One could go on with the details of the story, but I am more interested in a comparison of the two events. Agastya as well as Hercules cheated of course. But note the difference in their styles. Agastya depended entirely on Vidhya’s faith in his Guru (reminds you of Ekalavya doesn’t it?) to clear the way for the Sun’s movements. Hercules, by contrast, used a material artefact, the celestial globe, to keep Atlas at bay.

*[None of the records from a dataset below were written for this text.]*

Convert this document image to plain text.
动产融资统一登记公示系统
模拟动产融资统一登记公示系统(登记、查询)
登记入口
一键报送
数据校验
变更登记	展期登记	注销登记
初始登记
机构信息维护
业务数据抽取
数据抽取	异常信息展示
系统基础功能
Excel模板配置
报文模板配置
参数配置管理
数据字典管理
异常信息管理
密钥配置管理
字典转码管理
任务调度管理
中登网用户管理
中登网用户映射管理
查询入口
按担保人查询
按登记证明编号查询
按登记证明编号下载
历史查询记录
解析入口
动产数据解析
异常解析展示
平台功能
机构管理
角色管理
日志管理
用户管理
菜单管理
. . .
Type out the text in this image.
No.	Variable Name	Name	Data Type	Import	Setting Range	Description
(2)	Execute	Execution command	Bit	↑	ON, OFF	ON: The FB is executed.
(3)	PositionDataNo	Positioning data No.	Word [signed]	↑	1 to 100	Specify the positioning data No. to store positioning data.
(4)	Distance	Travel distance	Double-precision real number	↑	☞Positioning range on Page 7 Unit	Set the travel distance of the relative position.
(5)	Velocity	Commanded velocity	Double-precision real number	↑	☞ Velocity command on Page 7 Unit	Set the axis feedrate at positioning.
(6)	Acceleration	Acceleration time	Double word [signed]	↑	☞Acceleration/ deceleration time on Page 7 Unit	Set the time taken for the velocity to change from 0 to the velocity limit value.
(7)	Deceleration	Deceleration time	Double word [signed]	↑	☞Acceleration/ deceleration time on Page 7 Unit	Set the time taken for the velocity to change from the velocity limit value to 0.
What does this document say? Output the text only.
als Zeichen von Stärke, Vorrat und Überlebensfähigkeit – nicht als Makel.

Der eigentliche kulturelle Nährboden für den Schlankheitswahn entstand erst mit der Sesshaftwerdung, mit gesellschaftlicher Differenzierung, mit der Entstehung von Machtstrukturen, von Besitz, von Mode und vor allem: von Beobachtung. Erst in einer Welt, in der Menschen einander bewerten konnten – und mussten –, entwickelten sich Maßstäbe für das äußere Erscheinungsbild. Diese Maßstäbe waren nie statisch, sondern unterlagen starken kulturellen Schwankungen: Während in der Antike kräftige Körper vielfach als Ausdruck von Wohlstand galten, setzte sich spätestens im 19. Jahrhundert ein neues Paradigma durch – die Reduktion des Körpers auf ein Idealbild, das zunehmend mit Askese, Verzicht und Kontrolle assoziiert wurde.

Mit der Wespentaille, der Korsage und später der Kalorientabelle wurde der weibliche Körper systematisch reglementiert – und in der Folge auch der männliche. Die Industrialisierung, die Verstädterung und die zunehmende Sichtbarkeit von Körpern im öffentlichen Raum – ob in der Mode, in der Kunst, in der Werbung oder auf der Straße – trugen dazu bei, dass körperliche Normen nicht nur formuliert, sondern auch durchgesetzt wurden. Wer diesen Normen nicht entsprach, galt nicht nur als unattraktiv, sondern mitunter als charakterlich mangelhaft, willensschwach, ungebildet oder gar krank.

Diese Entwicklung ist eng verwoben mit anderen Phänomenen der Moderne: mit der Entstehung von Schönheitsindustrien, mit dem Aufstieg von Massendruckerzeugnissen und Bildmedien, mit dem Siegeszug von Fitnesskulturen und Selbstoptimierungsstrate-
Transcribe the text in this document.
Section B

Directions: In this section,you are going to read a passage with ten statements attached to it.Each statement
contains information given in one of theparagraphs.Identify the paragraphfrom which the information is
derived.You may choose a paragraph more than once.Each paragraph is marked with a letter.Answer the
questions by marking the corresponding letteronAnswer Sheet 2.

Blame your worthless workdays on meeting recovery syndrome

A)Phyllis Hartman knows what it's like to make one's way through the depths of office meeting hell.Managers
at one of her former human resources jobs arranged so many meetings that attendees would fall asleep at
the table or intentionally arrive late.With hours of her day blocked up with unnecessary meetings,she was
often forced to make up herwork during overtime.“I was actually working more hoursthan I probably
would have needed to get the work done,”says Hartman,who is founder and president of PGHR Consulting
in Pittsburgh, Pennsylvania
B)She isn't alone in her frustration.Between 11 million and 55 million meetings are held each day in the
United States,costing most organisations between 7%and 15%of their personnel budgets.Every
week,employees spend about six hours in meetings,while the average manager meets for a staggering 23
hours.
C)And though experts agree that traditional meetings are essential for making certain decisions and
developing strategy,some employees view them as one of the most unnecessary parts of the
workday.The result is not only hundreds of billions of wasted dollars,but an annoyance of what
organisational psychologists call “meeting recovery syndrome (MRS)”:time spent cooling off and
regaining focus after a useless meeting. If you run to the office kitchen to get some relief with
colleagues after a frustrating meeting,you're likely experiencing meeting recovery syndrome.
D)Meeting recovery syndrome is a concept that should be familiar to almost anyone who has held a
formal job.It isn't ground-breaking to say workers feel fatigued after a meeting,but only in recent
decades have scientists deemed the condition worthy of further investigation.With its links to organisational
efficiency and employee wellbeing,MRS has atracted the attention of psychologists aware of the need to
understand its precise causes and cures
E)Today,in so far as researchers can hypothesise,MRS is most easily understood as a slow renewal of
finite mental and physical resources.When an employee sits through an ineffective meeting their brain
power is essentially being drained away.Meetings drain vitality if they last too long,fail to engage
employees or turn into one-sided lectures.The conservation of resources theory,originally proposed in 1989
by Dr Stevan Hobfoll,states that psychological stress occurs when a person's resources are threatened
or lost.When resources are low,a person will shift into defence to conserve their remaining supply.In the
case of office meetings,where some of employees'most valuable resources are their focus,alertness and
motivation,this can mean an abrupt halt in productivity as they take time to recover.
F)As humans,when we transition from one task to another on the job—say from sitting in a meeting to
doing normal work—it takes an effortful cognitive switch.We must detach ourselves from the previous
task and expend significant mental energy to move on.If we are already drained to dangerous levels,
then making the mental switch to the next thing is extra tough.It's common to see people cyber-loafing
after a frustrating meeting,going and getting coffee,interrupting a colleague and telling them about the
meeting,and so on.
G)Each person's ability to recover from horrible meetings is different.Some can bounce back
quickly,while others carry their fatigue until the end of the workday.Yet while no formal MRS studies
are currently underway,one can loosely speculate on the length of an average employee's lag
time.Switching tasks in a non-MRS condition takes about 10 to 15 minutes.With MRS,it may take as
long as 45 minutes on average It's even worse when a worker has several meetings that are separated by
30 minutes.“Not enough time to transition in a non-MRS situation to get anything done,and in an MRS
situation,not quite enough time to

And I see here an essential difference between Hindu thought and Western philosophy. Even at the mythological level, Hindus ultimately relied on Faith, while Westerners could not thrive without a material aid. The Western mind seeks for tangible evidence, while Hindus are content to stick to their Faith and that alone. Not that Hindu philosophy lacks a logical structure, but I think Faith, as opposed to reasoning, is the ultimate refuge for Hindus.
I put up this intriguing post to share with you my confusions of the day. Treat this as an intermission please. The clown in me will soon show up again to talk about the very same Agastya and his adventures with Illwal and Bataapi.